DeWalt made that jump in her steeplechase career without having the first-year experience Parks has enjoyed the last six weeks. After racing at the conference meet, Parks earned the 48th and final spot to the NCAA West Regional and finished 41st at Austin, Texas, in late May, once again cracking 11 minutes.
Last Friday she added to her experience at junior nationals in Indiana. Parks ran an 11:02.63 despite getting spiked in one of her water landings and came through the line just seven seconds behind third and with some lower-leg battle wounds to show for her efforts.
"(Regionals and junior nationals) were huge eye-openers," Parks says. "It's so much different being in a crowd when you're going over the hurdles compared to races when there are just a couple of athletes running.
"It was great to get that type of big-meet experience. It's going to make me a smarter racer."
Not that Parks needs an edge in racing savvy. It's likely embedded deep in her DNA, courtesy of her dad, who would move on from Davenport West and run cross country and track for the Augustana Vikings, and her mom, who two years later did the same thing for the Iowa Hawkeyes.

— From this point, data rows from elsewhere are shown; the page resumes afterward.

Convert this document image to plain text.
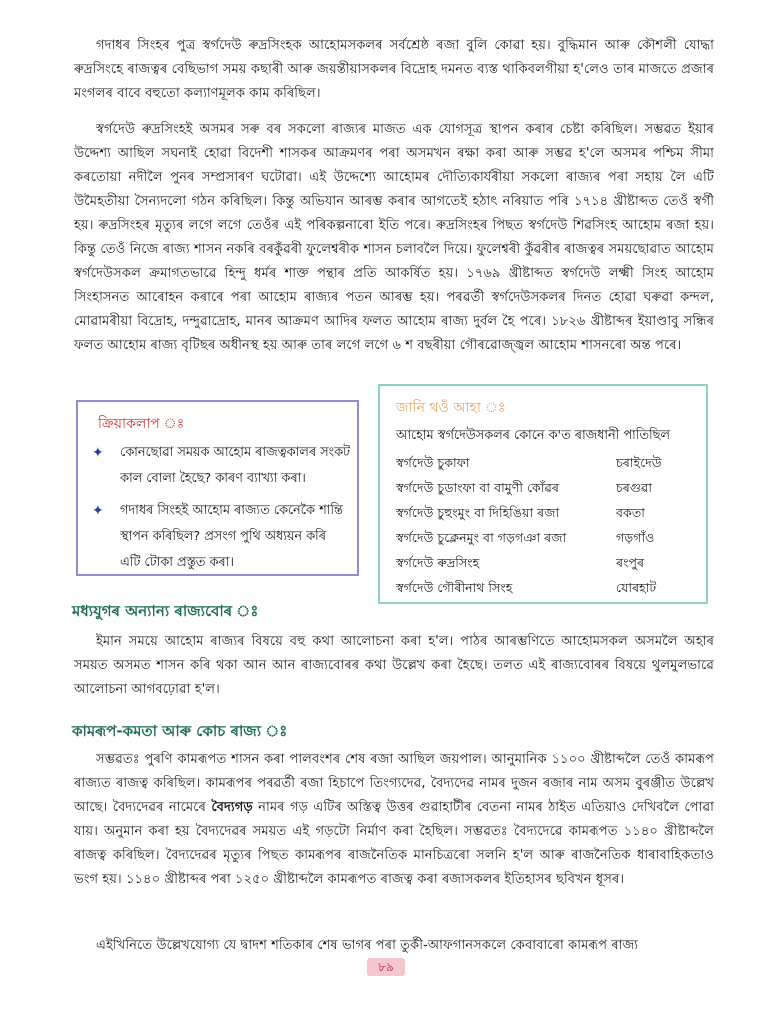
গদাধৰ সিংহৰ পুত্ৰ স্বৰ্গদেউ ৰুদ্ৰসিংহক আহোমসকলৰ সৰ্বশ্ৰেষ্ঠ ৰজা বুলি কোৱা হয়। বুদ্ধিমান আৰু কৌশলী যোদ্ধা ৰুদ্ৰসিংহে ৰাজত্বৰ বেছিভাগ সময় কছাৰী আৰু জয়ন্তীয়াসকলৰ বিদ্ৰোহ দমনত ব্যস্ত থাকিবলগীয়া হ'লেও তাৰ মাজতে প্ৰজাৰ মংগলৰ বাবে বহুতো কল্যাণমূলক কাম কৰিছিল।

স্বৰ্গদেউ ৰুদ্ৰসিংহই অসমৰ সৰু বৰ সকলো ৰাজ্যৰ মাজত এক যোগসূত্ৰ স্থাপন কৰাৰ চেষ্টা কৰিছিল। সম্ভৱত ইয়াৰ উদ্দেশ্য আছিল সঘনাই হোৱা বিদেশী শাসকৰ আক্ৰমণৰ পৰা অসমখন ৰক্ষা কৰা আৰু সম্ভৱ হ'লে অসমৰ পশ্চিম সীমা কৰতোয়া নদীলৈ পুনৰ সম্প্ৰসাৰণ ঘটোৱা। এই উদ্দেশ্যে আহোমৰ দৌত্যিকাৰ্যৰীয়া সকলো ৰাজ্যৰ পৰা সহায় লৈ এটি উমৈহতীয়া সৈন্যদলো গঠন কৰিছিল। কিন্তু অভিযান আৰম্ভ কৰাৰ আগতেই হঠাৎ নৰিয়াত পৰি ১৭১৪ খ্ৰীষ্টাব্দত তেওঁ স্বৰ্গী হয়। ৰুদ্ৰসিংহৰ মৃত্যুৰ লগে লগে তেওঁৰ এই পৰিকল্পনাৰো ইতি পৰে। ৰুদ্ৰসিংহৰ পিছত স্বৰ্গদেউ শিৱসিংহ আহোম ৰজা হয়। কিন্তু তেওঁ নিজে ৰাজ্য শাসন নকৰি বৰকুঁৱৰী ফুলেশ্বৰীক শাসন চলাবলৈ দিয়ে। ফুলেশ্বৰী কুঁৱৰীৰ ৰাজত্বৰ সময়ছোৱাত আহোম স্বৰ্গদেউসকল ক্ৰমাগতভাৱে হিন্দু ধৰ্মৰ শাক্ত পন্থাৰ প্ৰতি আকৰ্ষিত হয়। ১৭৬৯ খ্ৰীষ্টাব্দত স্বৰ্গদেউ লক্ষ্মী সিংহ আহোম সিংহাসনত আৰোহন কৰাৰে পৰা আহোম ৰাজ্যৰ পতন আৰম্ভ হয়। পৰৱৰ্তী স্বৰ্গদেউসকলৰ দিনত হোৱা ঘৰুৱা কন্দল, মোৱামৰীয়া বিদ্ৰোহ, দন্দুৱাদ্ৰোহ, মানৰ আক্ৰমণ আদিৰ ফলত আহোম ৰাজ্য দুৰ্বল হৈ পৰে। ১৮২৬ খ্ৰীষ্টাব্দৰ ইয়াণ্ডাবু সন্ধিৰ ফলত আহোম ৰাজ্য বৃটিছৰ অধীনস্থ হয় আৰু তাৰ লগে লগে ৬ শ বছৰীয়া গৌৰৱোজ্জ্বল আহোম শাসনৰো অন্ত পৰে।

ক্ৰিয়াকলাপ ঃ
✦ কোনছোৱা সময়ক আহোম ৰাজত্বকালৰ সংকট কাল বোলা হৈছে? কাৰণ ব্যাখ্যা কৰা।
✦ গদাধৰ সিংহই আহোম ৰাজ্যত কেনেকৈ শান্তি স্থাপন কৰিছিল? প্ৰসংগ পুথি অধ্যয়ন কৰি এটি টোকা প্ৰস্তুত কৰা।
জানি থওঁ আহা ঃ
আহোম স্বৰ্গদেউসকলৰ কোনে ক'ত ৰাজধানী পাতিছিল
স্বৰ্গদেউ চুকাফা	চৰাইদেউ
স্বৰ্গদেউ চুডাংফা বা বামুণী কোঁৱৰ	চৰগুৱা
স্বৰ্গদেউ চুহুংমুং বা দিহিঙিয়া ৰজা	বকতা
স্বৰ্গদেউ চুক্লেনমুং বা গড়গঞা ৰজা	গড়গাঁও
স্বৰ্গদেউ ৰুদ্ৰসিংহ	ৰংপুৰ
স্বৰ্গদেউ গৌৰীনাথ সিংহ	যোৰহাট
মধ্যযুগৰ অন্যান্য ৰাজ্যবোৰ ঃ

ইমান সময়ে আহোম ৰাজ্যৰ বিষয়ে বহু কথা আলোচনা কৰা হ'ল। পাঠৰ আৰম্ভণিতে আহোমসকল অসমলৈ অহাৰ সময়ত অসমত শাসন কৰি থকা আন আন ৰাজ্যবোৰৰ কথা উল্লেখ কৰা হৈছে। তলত এই ৰাজ্যবোৰৰ বিষয়ে থুলমুলভাৱে আলোচনা আগবঢ়োৱা হ'ল।

কামৰূপ-কমতা আৰু কোচ ৰাজ্য ঃ

সম্ভৱতঃ পুৰণি কামৰূপত শাসন কৰা পালবংশৰ শেষ ৰজা আছিল জয়পাল। আনুমানিক ১১০০ খ্ৰীষ্টাব্দলৈ তেওঁ কামৰূপ ৰাজ্যত ৰাজত্ব কৰিছিল। কামৰূপৰ পৰৱৰ্তী ৰজা হিচাপে তিংগ্যদেৱ, বৈদ্যদেৱ নামৰ দুজন ৰজাৰ নাম অসম বুৰঞ্জীত উল্লেখ আছে। বৈদ্যদেৱৰ নামেৰে বৈদ্যগড় নামৰ গড় এটিৰ অস্তিত্ব উত্তৰ গুৱাহাটীৰ বেতনা নামৰ ঠাইত এতিয়াও দেখিবলৈ পোৱা যায়। অনুমান কৰা হয় বৈদ্যদেৱৰ সময়ত এই গড়টো নিৰ্মাণ কৰা হৈছিল। সম্ভৱতঃ বৈদ্যদেৱে কামৰূপত ১১৪০ খ্ৰীষ্টাব্দলৈ ৰাজত্ব কৰিছিল। বৈদ্যদেৱৰ মৃত্যুৰ পিছত কামৰূপৰ ৰাজনৈতিক মানচিত্ৰৰো সলনি হ'ল আৰু ৰাজনৈতিক ধাৰাবাহিকতাও ভংগ হয়। ১১৪০ খ্ৰীষ্টাব্দৰ পৰা ১২৫০ খ্ৰীষ্টাব্দলৈ কামৰূপত ৰাজত্ব কৰা ৰজাসকলৰ ইতিহাসৰ ছবিখন ধূসৰ।

এইখিনিতে উল্লেখযোগ্য যে দ্বাদশ শতিকাৰ শেষ ভাগৰ পৰা তুৰ্কী-আফগানসকলে কেবাবাৰো কামৰূপ ৰাজ্য

৮৯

Not unexpectedly, their running careers did not end upon graduation, and Allie was the beneficiary, thanks to that worn-out stroller.
"Allie put in a lot of time in that thing. Probably several thousand miles," Marshall says.
Instead of taking a page from the increasingly popular parenting manual "Forcing Your Interests on Your Children and Living Vicariously Through Their Experiences," the Parks never even bothered cracking the book's cover.
"We really took a hands-off, lead-by-example approach with Allie," Marshall says. "We just always encouraged her to do what she liked and allowed her to make her own decisions.
"Ball sports were never her specialty, but she definitely showed an aptitude for running."
Multiple All-Big Sky Conference cross country finishes are likely in Allie's future. Same with the steeplechase at upcoming outdoor championships, and book tickets now for annual trips to regionals.
But for Marshall, what he points to first -- and what every good parent would as well -- is that his daughter, who came through her first year with a 3.66 grade point average as an environmental studies major, has found a place where she fits in.
"Both Lynne and I have fond memories from our time as college runners," he says. "Those teammates are still some of our best friends to this day.
"It's really rewarding to see your kids in the same type of situation, somewhere they really fit in both academically and athletically and are able to have a really positive experience."